A. Levy & J. Zentner Co. v. Brugetti Ice Co.
Before: Mussell
MUSSELL, J. This is an appeal from a judgment in an action for damages for negligence in the storage of frozen shrimp.
On May 28, 1946, plaintiff delivered to defendants at their place of business in Fresno, and defendants accepted for storage, 5,000 pounds of frozen shrimp in 100 cases of 50 pounds each, to be stored and kept by defendants in a frozen state and delivered to plaintiff on order. The shrimp was packed in cases of soft corrugated cardboard and each case contained 10 waxed cardboard cartons, each contained 5 pounds of shrimp frozen in a solid block,
Plaintiff sold 99 cases, so stored, to various customers and during a period of approximately eight weeks after May 28, 1946, about 31 cases were withdrawn from storage, delivered to purchasers and were by them found to be in good condition. After August 1st, 1946, customers complained that the shrimp delivered to them was discolored, gave off a strong offensive odor when thawed and was unfit for human consumption. It was then found that 3,450 pounds, or 69 cases, were spoiled and unmarketable.
It is contended by plaintiff that the shrimp was in good condition and fit for human consumption when stored with defendants; that 3,450 pounds were returned to plaintiff [816]by defendants in a spoiled condition and that it was the duty of defendants to account for this condition in some manner consistent with the exercise of due care on their part.
Defendants operated the cold storage plant in a building approximately 60 by 75 feet, which on the inside was divided into three storage rooms, with lockers and storage space.

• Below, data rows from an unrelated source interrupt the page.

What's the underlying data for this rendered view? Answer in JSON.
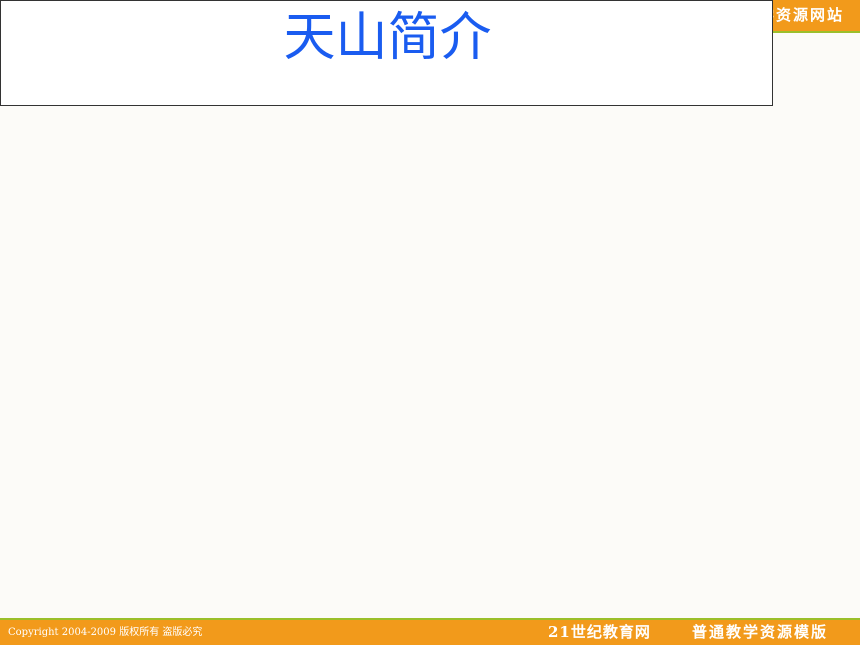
{
  "header": {
    "banner_text": "普通教学资源网站"
  },
  "slide": {
    "title": "天山简介"
  },
  "footer": {
    "copyright": "Copyright 2004-2009 版权所有 盗版必究",
    "site_name": "21世纪教育网",
    "template_name": "普通教学资源模版"
  },
  "colors": {
    "banner": "#f29a1b",
    "accent_line": "#9bbf2a",
    "title": "#1a5cf0",
    "slide_background": "#fcfbf8"
  }
}
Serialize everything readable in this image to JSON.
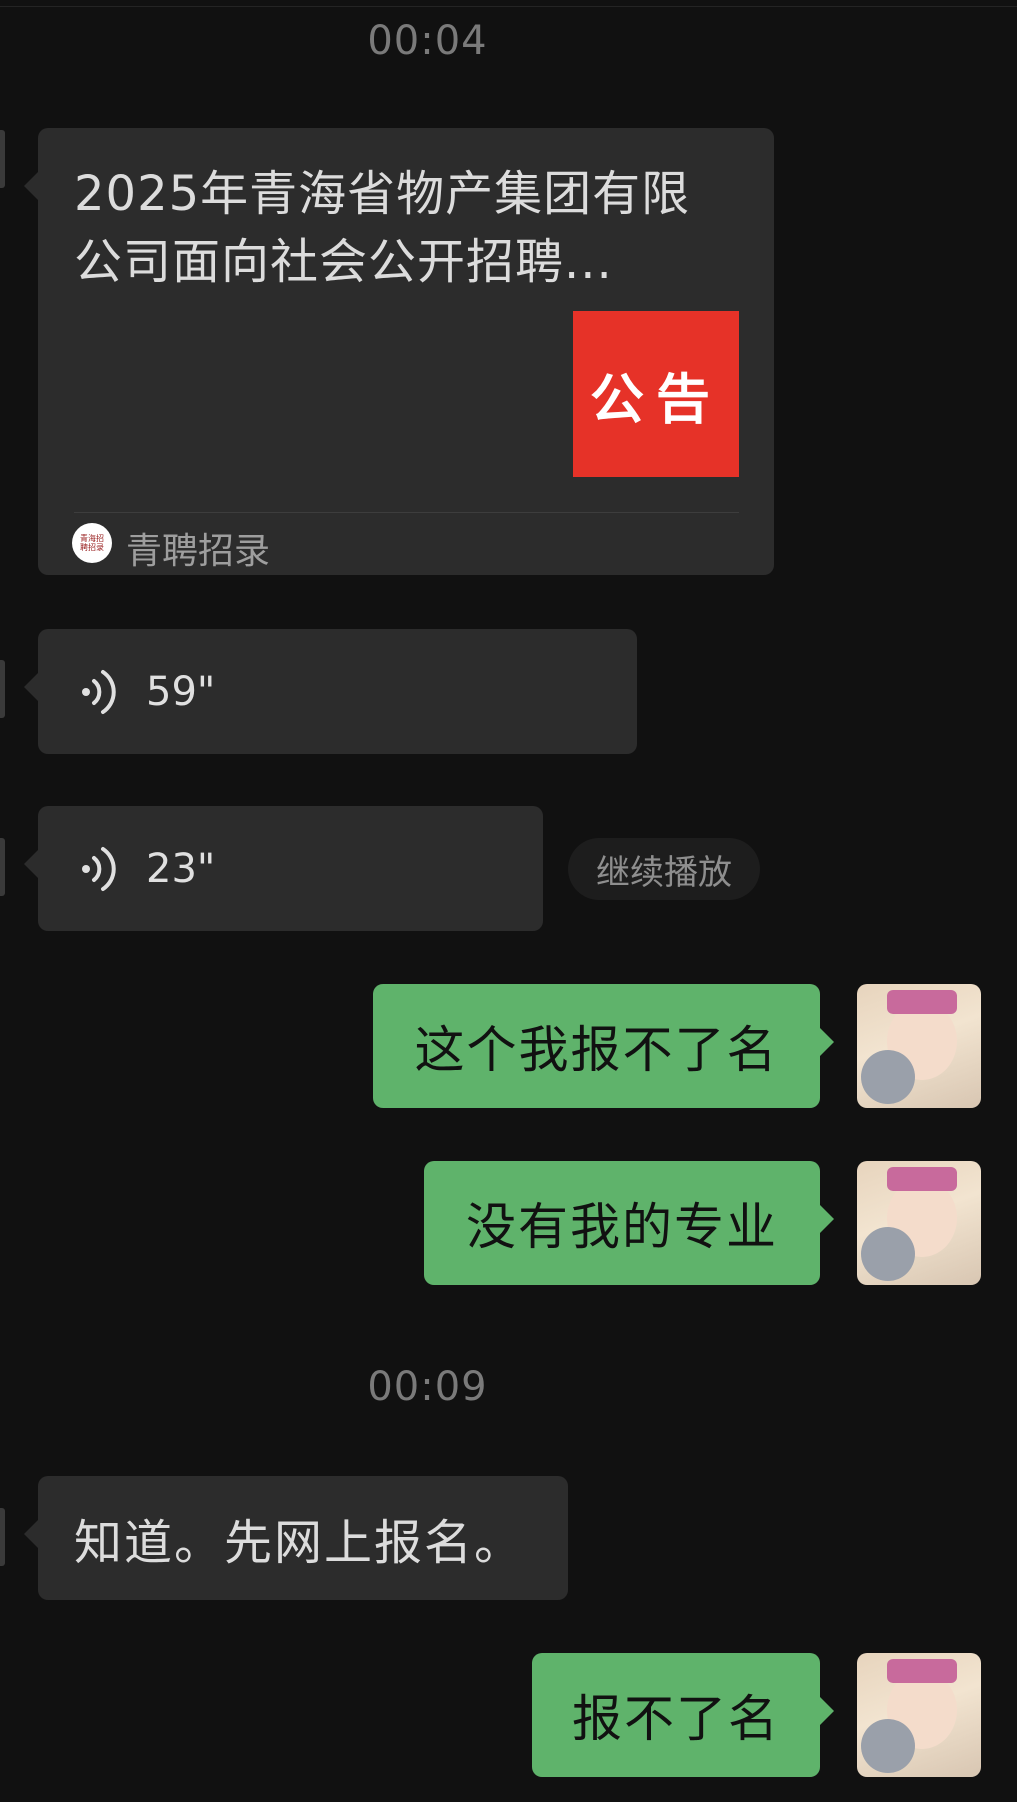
{
  "chat": {
    "timestamps": [
      "00:04",
      "00:09"
    ],
    "article": {
      "title": "2025年青海省物产集团有限公司面向社会公开招聘...",
      "thumb_text": "公告",
      "source_name": "青聘招录",
      "source_logo_text": "青海招聘招录"
    },
    "voice_messages": [
      {
        "duration": "59\""
      },
      {
        "duration": "23\""
      }
    ],
    "continue_label": "继续播放",
    "messages": [
      {
        "side": "right",
        "text": "这个我报不了名"
      },
      {
        "side": "right",
        "text": "没有我的专业"
      },
      {
        "side": "left",
        "text": "知道。先网上报名。"
      },
      {
        "side": "right",
        "text": "报不了名"
      }
    ]
  },
  "colors": {
    "background": "#111111",
    "incoming_bubble": "#2c2c2c",
    "outgoing_bubble": "#5fb36b",
    "announcement_red": "#e63228"
  },
  "icons": [
    "voice-wave-icon",
    "avatar-image",
    "source-logo-icon"
  ]
}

The refrigerant was driven by means of fans through coils in each room and there was testimony by defendants that the temperature was kept below 10 degrees above zero during all of the time that plaintiff’s shrimp was stored in the plant.
Herman Rempel, a chemist, testified on behalf of plaintiff that bacteria are always present in shrimp; that as soon as they are frozen, bacterial action will be arrested and stopped, and they will be in the condition in which they were frozen until rethawed again; that if frozen shrimp is discolored to a brown or blackish color and gives off a strong odor when thawed, “that indicates that products of decomposition are present” and, “if the color has definitely changed, and if the bacteria content is high, it would not be fit for human consumption”; “that at 23 above, certain types of bacteria could grow and cause decomposition; but below that they would not”; that if a package of shrimp is opened and decomposition found beyond the point where they are fit for human consumption, either the shrimp were not fresh when originally frozen, or, after originally frozen, temperatures were not maintained at a point where bacterial decomposition was arrested; that simply by opening the package of shrimp and finding it unfit for human consumption, by reason of bacterial development, does not lay any foundation or basis or means for saying whether or not the shrimp was fresh when originally frozen, or whether the development occurred after freezing; that one of two things would be true; either the bacterial development had progressed to that point when originally packed, or temperatures were above 20 degrees for a long period of time.